Entrevista: Gomes Cardoso (Codex), Angola necessita de 2,5 milhões de toneladas de alimentos anuais Imprimir e-mail
Escrito por : Cfr. no fim da pág   
28-Jul-2008
Angola precisa, anualmente, de 2,5 milhões de toneladas de produtos alimentares básicos, para responder às necessidades da população. De acordo com Gomes Cardoso, presidente do Comité Nacional para o Código Alimentar em Angola (Codex/Angola), que avançou o dado, o país associa-se aos esforços em curso para que a crise mundial de alimentos e a alta de preços dos produtos alimentares não afectem tão violentamente o consumidor angolano. “Isso significa, primeiro, que nós temos de trabalhar para que o país se torne auto-suficiente”, disse. Para o responsável, Angola alcançará a auto-suficiência “quando apostar na produção nacional, na sua valorização, no estabelecimento de sinergias entre os sectores do comércio, de produção, económico-financeiro e empresarial, para que, em conjunto, encontremos a médio ou longo prazos a tal auto-suficiência alimentar”. Disse ainda que a crise alimentar vai atingir Angola de forma suave.

P- Em relação à alta de preços e à escassez de alimentos de primeira necessidade, principalmente de cereais, onde ou como o Codex/Angola pensa intervir para, pelo menos, atenuar a escassez que se prevê?

R- Quero lembrar que, na verdade, esta crise de alta de preços no mercado internacional e a crise alimentar mundial são assuntos que já têm cinco ou seis anos. Aos os nossos consumidores, produtores e importadores, e também para os nossos comerciantes, é bom lembrar que esta crise tem várias causas, das quais podemos destacar o aumento progressivo do preço do petróleo, o crescimento da população, os padrões de consumo, o aumento da procura de alimentos, o uso de alguns produtos agrícolas na produção dos bio–combustíveis, a especulação de produtos pelos países produtores, a adopção de políticas proteccionistas pelos grandes produtores mundiais de cereais e de outros produtos alimentares, condições climáticas e reservas alimentares baixas.

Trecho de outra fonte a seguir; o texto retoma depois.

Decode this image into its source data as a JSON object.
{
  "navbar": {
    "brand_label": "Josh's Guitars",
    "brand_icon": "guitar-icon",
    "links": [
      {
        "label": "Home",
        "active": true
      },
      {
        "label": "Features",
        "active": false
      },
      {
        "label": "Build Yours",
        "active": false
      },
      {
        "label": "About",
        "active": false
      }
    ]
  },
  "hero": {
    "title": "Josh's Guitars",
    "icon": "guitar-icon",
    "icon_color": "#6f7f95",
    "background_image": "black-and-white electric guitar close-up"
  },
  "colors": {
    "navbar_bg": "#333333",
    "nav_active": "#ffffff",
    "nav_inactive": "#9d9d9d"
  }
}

P - Perante esta realidade, como o país está a acautelar-se?

R - Nós, Codex/Angola, num programa conjunto FAO/OMS, temos como primeira preocupação a salvaguarda da qualidade dos bens alimentares. Em segundo lugar, garantir a higiene e a segurança alimentar e, em terceiro lugar, nos associarmos a todos os esforços em curso, para que esta crise mundial de alta de preços dos produtos alimentares e a escassez alimentar mundial não afectem tão violentamente o consumidor angolano. Isso significa, primeiro, que nós temos de trabalhar para que o país se torne auto-suficiente.

P - Na visão do Codex/Angola, como é que o país alcançará a auto-suficiência alimentar?

P- Quando apostar na produção nacional, na sua valorização, no estabelecimento de sinergias entre os sectores do comércio, de produção, económico-financeiro e empresarial, para que, em conjunto, encontremos a médio ou longo prazos a tal auto-suficiência alimentar. Esta aposta terá que estar virada para a produção de bens básicos e estratégicos para alimentar a nossa população. Também temos que trabalhar para que as importações de produtos básicos sejam realizadas juntos dos mercados primários competitivos, onde o essencial será a adopção de preço justo. Temos ainda outro aspecto importante que é o de apelar aos consumidores nacionais para que neutralizem todos aqueles a que eu chamo de “ candongueiros científicos” que, aproveitando-se desta crise que hoje afecta mundo, tentam especular os preços dos produtos alimentares no nosso mercado.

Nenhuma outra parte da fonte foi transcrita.